Pharmaceutical Implications of Curcumin in the Development of Drugs for CF Pharmacotherapy: Combined Effects with Genistein (pp. 223-234)
Authors: (Yoshiro Sohma, Ying-chun Yu, Haruna Miki, Yumi Nakamura, Akiko Hanyuda, Hui-Yi Lin, Masato Yasui, Silvia Bompadre, Tzyh-Chang Hwang, Departments of Pharmacology, Keio University School of Medicine, Shinjuku, Tokyo, Japan, and others)

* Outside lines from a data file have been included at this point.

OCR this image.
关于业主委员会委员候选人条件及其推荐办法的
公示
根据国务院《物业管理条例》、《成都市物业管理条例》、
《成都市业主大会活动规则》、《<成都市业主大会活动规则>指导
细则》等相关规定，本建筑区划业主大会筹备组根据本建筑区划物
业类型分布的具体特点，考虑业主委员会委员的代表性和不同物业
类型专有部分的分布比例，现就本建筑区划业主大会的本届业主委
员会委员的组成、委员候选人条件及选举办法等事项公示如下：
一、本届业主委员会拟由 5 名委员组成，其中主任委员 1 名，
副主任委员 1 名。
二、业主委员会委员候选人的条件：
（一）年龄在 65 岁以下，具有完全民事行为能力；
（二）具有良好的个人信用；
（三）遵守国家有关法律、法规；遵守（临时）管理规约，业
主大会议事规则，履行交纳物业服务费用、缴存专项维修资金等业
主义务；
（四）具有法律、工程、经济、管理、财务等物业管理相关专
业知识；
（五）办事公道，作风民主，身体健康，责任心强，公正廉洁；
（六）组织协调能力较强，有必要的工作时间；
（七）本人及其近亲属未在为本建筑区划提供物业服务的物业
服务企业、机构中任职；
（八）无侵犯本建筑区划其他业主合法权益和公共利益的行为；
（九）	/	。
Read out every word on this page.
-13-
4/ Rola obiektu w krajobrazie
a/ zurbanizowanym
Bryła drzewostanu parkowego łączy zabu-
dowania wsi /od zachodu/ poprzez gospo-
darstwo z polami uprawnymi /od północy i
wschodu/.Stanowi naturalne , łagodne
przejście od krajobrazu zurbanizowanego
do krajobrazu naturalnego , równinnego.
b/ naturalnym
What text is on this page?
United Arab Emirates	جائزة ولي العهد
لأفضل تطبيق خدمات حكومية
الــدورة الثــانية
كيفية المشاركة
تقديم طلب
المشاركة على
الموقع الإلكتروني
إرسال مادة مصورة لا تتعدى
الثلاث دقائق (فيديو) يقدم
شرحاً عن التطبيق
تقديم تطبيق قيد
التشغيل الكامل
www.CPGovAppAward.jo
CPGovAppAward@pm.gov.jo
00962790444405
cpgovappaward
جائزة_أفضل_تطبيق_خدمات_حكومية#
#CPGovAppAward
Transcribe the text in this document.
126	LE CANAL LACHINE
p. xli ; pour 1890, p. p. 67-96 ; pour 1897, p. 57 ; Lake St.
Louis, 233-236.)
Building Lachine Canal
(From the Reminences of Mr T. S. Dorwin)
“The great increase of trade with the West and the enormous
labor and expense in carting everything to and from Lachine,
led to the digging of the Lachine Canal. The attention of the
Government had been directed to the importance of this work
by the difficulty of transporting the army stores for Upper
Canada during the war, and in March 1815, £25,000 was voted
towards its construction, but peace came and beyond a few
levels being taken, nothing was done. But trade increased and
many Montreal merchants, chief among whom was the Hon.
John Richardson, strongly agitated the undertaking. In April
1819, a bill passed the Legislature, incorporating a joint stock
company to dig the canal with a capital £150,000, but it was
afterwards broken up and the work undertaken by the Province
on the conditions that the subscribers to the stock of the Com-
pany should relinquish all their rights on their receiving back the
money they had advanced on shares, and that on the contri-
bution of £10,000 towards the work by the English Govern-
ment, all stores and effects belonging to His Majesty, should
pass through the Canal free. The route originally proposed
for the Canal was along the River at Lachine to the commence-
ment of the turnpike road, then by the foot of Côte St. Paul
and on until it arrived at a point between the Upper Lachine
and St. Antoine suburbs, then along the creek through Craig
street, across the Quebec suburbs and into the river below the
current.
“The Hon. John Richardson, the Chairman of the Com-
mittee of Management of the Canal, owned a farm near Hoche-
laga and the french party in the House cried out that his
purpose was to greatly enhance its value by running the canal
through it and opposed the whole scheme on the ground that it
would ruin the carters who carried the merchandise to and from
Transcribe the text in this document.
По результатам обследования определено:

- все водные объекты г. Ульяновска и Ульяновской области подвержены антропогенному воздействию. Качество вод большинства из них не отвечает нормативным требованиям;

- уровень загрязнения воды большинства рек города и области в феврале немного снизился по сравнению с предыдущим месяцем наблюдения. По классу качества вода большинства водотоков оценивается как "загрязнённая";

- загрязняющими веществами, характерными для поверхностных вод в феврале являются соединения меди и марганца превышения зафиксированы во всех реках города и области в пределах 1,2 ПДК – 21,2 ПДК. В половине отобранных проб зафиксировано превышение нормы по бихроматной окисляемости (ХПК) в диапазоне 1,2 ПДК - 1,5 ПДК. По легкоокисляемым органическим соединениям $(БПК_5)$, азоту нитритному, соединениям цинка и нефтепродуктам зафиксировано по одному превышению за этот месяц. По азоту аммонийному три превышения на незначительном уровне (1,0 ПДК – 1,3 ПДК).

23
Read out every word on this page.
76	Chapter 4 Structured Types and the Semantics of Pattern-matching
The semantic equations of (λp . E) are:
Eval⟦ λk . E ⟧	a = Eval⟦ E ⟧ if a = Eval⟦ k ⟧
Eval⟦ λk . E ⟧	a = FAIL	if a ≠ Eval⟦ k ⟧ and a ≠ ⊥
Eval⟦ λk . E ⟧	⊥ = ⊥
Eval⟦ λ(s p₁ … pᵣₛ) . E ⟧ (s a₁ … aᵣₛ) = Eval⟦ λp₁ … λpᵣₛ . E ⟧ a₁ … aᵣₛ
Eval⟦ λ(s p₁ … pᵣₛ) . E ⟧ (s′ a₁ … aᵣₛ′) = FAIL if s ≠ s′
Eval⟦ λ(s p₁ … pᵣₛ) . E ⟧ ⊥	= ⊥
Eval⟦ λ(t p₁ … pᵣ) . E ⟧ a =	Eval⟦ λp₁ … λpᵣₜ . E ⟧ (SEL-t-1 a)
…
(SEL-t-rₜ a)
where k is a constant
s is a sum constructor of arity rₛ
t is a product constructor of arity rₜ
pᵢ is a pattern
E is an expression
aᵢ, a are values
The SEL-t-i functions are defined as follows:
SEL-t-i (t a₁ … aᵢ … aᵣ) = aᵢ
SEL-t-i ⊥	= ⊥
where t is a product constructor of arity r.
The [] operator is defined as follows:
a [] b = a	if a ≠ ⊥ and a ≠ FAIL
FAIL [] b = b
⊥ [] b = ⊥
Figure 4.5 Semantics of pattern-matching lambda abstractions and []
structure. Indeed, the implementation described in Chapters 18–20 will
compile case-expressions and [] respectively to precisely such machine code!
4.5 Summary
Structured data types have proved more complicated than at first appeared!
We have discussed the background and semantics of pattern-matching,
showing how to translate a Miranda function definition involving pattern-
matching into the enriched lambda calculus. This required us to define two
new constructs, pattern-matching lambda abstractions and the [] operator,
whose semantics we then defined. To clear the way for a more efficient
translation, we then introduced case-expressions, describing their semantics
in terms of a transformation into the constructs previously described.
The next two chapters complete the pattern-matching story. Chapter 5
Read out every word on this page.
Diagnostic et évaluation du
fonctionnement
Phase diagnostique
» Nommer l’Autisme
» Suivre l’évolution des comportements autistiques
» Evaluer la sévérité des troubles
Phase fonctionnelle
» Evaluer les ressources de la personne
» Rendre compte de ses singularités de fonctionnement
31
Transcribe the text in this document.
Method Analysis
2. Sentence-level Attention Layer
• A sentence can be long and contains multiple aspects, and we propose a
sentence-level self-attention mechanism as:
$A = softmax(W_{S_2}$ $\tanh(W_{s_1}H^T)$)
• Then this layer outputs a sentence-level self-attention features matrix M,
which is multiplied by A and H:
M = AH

Abstract: The Cystic fibrosis transmembrane conductance regulator (CFTR) chloride channel
plays an essential role in salt and water transport across epithelia and mutations of CFTR
causing its dysfunction result in the genetic disease cystic fibrosis (CF). Various
mutations induce CFTR channel dysfunction and various pharmacological approaches are
currently being explored.
The G551D mutation in CFTR is a common cause of CF, characterized by an
extremely low open probability despite its normal trafficking to the plasma membrane.
Recently we investigated the potentiation effect of curcumin, especially its combined
effect with a flavonoid genistein, on G551D-CFTR activity using the patch-clamp
technique. Curcumin potentiated G551D-CFTR less than genistein at their maximally
effective concentrations. However, curcumin showed an additive effect with genistein
and, more importantly, a significant synergistic effect with genistein in a low
concentration range. This does not only suggest that multiple mechanisms are involved in
action of the CFTR potentiators, but also pose pharmaceutical implications of curcumin in the development of drugs for CF pharmocotherapy.